Dans l’ouest du département, l’Aa, la Lys, la Canche, la Hem et leurs affluents ont à nouveau débordé de leur lit les mardi 2 et mercredi 3 janvier. Pour la troisième fois en moins de deux mois. Les localités affectées sont souvent les mêmes : à peine sèches de la dernière inondation, de nombreuses maisons ont à nouveau bu la tasse. Un cauchemar sans fin. « Nous intervenons dans l’Audomarois, le Montreuillois et le Boulonnais.
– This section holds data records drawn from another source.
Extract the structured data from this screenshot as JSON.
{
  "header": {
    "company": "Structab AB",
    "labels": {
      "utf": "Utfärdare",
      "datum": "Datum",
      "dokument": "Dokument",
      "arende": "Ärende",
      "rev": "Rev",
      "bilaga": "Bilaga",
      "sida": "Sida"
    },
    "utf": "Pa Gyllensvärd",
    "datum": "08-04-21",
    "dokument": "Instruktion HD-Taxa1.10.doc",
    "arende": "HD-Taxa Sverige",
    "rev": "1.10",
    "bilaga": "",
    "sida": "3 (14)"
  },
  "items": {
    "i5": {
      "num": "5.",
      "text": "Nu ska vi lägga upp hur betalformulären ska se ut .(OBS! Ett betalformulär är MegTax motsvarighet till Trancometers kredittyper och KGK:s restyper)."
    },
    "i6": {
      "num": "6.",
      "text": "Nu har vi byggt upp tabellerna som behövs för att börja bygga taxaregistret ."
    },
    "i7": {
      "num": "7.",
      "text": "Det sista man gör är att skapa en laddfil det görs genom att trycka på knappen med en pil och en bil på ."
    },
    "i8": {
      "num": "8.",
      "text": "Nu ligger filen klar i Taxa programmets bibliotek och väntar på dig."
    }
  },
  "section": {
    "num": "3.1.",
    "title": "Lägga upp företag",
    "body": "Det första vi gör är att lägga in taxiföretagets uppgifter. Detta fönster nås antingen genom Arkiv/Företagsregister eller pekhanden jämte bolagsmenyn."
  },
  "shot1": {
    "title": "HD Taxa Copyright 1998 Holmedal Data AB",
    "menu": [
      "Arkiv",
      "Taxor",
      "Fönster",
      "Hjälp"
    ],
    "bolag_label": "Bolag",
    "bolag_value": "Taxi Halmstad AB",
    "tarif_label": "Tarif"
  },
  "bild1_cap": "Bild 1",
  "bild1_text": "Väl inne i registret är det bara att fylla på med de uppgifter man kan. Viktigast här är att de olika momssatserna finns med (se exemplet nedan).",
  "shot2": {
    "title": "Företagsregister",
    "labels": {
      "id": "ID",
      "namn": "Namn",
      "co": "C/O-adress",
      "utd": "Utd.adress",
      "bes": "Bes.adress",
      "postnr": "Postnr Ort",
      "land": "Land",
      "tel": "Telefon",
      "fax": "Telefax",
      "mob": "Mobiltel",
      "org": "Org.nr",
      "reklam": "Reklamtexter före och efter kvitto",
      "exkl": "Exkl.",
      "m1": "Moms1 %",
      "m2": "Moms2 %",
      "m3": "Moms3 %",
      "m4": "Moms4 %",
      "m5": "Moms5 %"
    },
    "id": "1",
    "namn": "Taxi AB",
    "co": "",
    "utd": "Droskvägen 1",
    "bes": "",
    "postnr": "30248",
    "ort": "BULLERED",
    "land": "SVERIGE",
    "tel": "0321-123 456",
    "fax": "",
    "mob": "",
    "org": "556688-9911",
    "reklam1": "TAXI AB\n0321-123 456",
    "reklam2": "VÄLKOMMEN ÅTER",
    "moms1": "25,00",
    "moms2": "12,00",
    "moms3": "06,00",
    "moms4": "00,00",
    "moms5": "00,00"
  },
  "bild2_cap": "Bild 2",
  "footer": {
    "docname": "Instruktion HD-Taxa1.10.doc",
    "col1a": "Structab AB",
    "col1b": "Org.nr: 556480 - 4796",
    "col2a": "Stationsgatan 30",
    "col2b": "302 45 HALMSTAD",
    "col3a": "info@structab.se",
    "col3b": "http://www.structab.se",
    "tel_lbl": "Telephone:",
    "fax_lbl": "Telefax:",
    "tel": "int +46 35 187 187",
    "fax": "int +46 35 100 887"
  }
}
Par rapport aux crues de novembre, ce sont souvent les mêmes habitations qui sont touchées, confirme Adam Beernaert, directeur général de la Protection civile du Pas-de-Calais, chargé notamment du pompage et de l’assèchement des foyers. Il y a une grande fatigue psychologique, ils en ont ras-le-bol ». Dès demain, la Protection civile va intensifier les opérations de pompage, et tenter de « sauver les meubles ». « Certains ont décidé d’entreprendre des travaux, d’autres ne reviendront pas », rapporte, du haut de son expérience du terrain, Adam Beernaert. Pour financer ses actions et l’aide aux – très nombreux — sinistrés, l’association a lancé un appel aux dons. Il faut pour cela appeler un numéro (03 74 20 03 07).

Voisine de Blendecques, Arques a également subi de nombreux dégâts. À l’entrée de la ville, la rue d’Avignon est devenue une piscine. Malgré les dégâts, les voisins gardent le sourire et s’organisent : en l’absence de la police, ils gèrent eux-mêmes la circulation. « On est solidaires entre nous, heureusement », déclare Jean-Claude, riverain. À ses côtés, deux jeunes hommes, la vingtaine-trentaine, ironisent. « Tu crois qu’ils vont encore nous envoyer Macron ? », dit l’un. « Non, ce sera Darmanin, tu verras », rétorque Thomas. « Ah non il n’a aucun intérêt à venir, il ne peut pas gazer l’eau ! », conclut, hilare, son ami.

« À force de bétonner, rien ne retient l’eau »

Derrière la bonne humeur de façade se cache toutefois une immense colère. « Rien n’a été fait ici. Quand tu vois le prix des taxes qu’on paie pour les wateringues [des canaux d’évacuation], et quand on voit leur manque d’entretien…, glisse, amer, Jean-Claude. Et puis à force de tout bétonner, de faire des logements partout, y a plus rien qui retient l’eau. » Lorsque l’on demande s’il souhaite partir, il répond, du tac-au-tac : « Partir ? Si on revend, ce sera pour un prix dérisoire, alors… » Et son voisin d’ajouter : « De toutes façons, c’est toujours les pauvres qui trinquent. » À Blendecques, la colère est la même : Vincent Maquignon, adjoint au maire, adresse sur une banderole un message clair aux pouvoirs publics. « On veut vivre en sécurité, maintenant il faut agir. Endiguez, ou rasez ce quartier. »

Un couple a choisi « de ne pas revenir »

À côté de Bourthes, où l’Aa prend sa source, le petit village de Wicquenghem, situé le long du fleuve, a lui aussi été touché par les inondations. Joël et Mireille Carpentier, habitants du village, ont déserté leur foyer depuis les crues de novembre. « On a appris par des voisins que l’on était de nouveau touchés, mais on ne pourra pas accéder à notre maison. Ça doit pas être mieux, et au vu des photos qu’on m’a envoyées, ça doit être pire. Pourtant, la première fois, c’est monté jusqu’à 1 m 30. J’avais de l’eau jusqu’au-dessus des seins, on est partis sur une vieille remorque. » Hébergés par de la famille, puis sur la côte, Joël et Mireille constatent les dégâts à distance. Et font le deuil de leur maison. « J’ai tout perdu, il ne me reste strictement rien. Le maire et la communauté de communes parlent de raser ces maisons. Moi, j’ai donné l’aval. »

Résigné et convaincu du caractère inhabitable de sa maison, le couple ira faire sa vie ailleurs. « Le réchauffement climatique y est pour beaucoup. Si c’est pour avoir peur à chaque averse, c’est pas la peine. Pourtant, cette maison appartenait à mes parents et à mes grands-parents. J’ai vendu ma maison à Arras pour revenir. Maintenant, j’ai 68 ans, à mon âge, je ne vais pas m’endetter pour reconstruire, je louerai peut-être quelque chose », livre Joël Carpentier.